Jurgh resollaba. Las heridas de bala supuraban sangre. Pero no sentía dolor. La rabia no le dejaba espacio para sentirlo.
Desde que giró con su coche en dirección a la urbanización no había parado de matar; cosa extraordinaria en él. Sus propios compañeros bromeaban diciendo que su pistola y la funda eran de plástico porque jamás le habían visto empuñarla.
Nada más parar en el puesto de control y darle al guardia de la caseta el nombre de la persona que venía a ver, observó sorprendido cómo le cambió el gesto. Lo vio desaparecer bajo la ventanilla y reaparecer con un arma con la que encañonó al policía a la cara. Jurgh tuvo la fortuna de su parte. El arma se encasquilló y desde su incómoda posición al volante, agarró la muñeca del vigilante y le partió el codo en el filo de la ventanilla al tiempo que sacó su arma y le disparó en la cara.
Dos disparos de francotirador impactaron en el techo del vehículo y aceleró quemando neumático llevándose la barrera por delante. Enfiló por la carretera interior que como una serpiente subía hasta la cima de la meseta donde supuso que estaría la casa del tal Rudolf Planette. Cuando llegó arriba le esperaban tres matones que liquidó en orden de más alto a más bajo, como a los patitos en una feria, aunque le dejaron la carrocería como un colador y una bala en un hombro.
La sangre le recorría las venas a toda velocidad y otra herida en el costado le quemaba más de lo que habría esperado.
Recorrió el camino empedrado con los siete enanitos a un lado y Blancanieves ruborizada en el otro, hasta la puerta principal de aquella puta mansión. Otro matón abrió de golpe la puerta y le disparó volándole media oreja. Jurgh le atravesó la garganta con un disparo y un ojo con otro. Antes de entrar en la casa le propinó una patada al cadáver crujiéndole las costillas.

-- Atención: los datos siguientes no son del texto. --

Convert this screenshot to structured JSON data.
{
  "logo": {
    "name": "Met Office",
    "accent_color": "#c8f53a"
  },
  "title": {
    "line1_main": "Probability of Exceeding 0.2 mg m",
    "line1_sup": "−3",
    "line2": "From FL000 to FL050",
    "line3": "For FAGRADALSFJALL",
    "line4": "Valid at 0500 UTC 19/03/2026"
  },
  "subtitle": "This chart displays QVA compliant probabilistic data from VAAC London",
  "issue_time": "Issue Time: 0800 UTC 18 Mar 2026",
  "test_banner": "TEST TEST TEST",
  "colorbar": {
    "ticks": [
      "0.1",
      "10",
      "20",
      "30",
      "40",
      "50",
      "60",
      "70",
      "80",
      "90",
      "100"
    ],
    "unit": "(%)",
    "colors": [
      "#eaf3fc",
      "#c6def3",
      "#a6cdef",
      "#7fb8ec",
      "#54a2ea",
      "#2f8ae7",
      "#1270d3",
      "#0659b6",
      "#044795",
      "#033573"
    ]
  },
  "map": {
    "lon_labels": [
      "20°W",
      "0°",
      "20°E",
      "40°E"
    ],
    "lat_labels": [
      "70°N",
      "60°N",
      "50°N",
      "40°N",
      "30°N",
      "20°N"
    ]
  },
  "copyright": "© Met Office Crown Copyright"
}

Enfrente tenía un espacio enorme, suelo de mármol y una doble escalera victoriana con mampostería de madera de cerezo.
Imagen: Duelo final - ilustración digital |
Decidió subir por la derecha y a mitad de camino otro matón bajaba corriendo y disparándole por la de la izquierda. Sin cubrirse, Jurgh le dio en el estómago haciéndole rodar pintando de rojo doce escalones. Él se llevó en la refriega un impacto en el muslo derecho.
Empujó las puertas del dormitorio principal y entró cojeando en la habitación. En la cama, una joven rubia horrorizada, se cubría hasta la garganta y con mano temblorosa le señaló al policía una puerta. Jurgh le hizo un gesto y la chica huyó escaleras abajo.
El agente abrió la puerta del baño y se encontró a un anciano en el suelo, desnudo, excepto por unos calcetines negros de Calvin Klein, despeinado y con pintalabios corrido por toda la cara, gimoteando y suplicando por su vida.
Jurgh se lo quedó mirando fijamente, se llevó la mano al bolsillo interior de la chaqueta y sacó una documentación.
-¿Rudolf Planette?
El anciano asintió compulsivamente.
-Tenga, esto es suyo. Se lo dejó olvidado en la comisaría, -Jurgh le tiró el pasaporte a la cara y le vació el resto del cargador en el pecho- ...hijo de puta.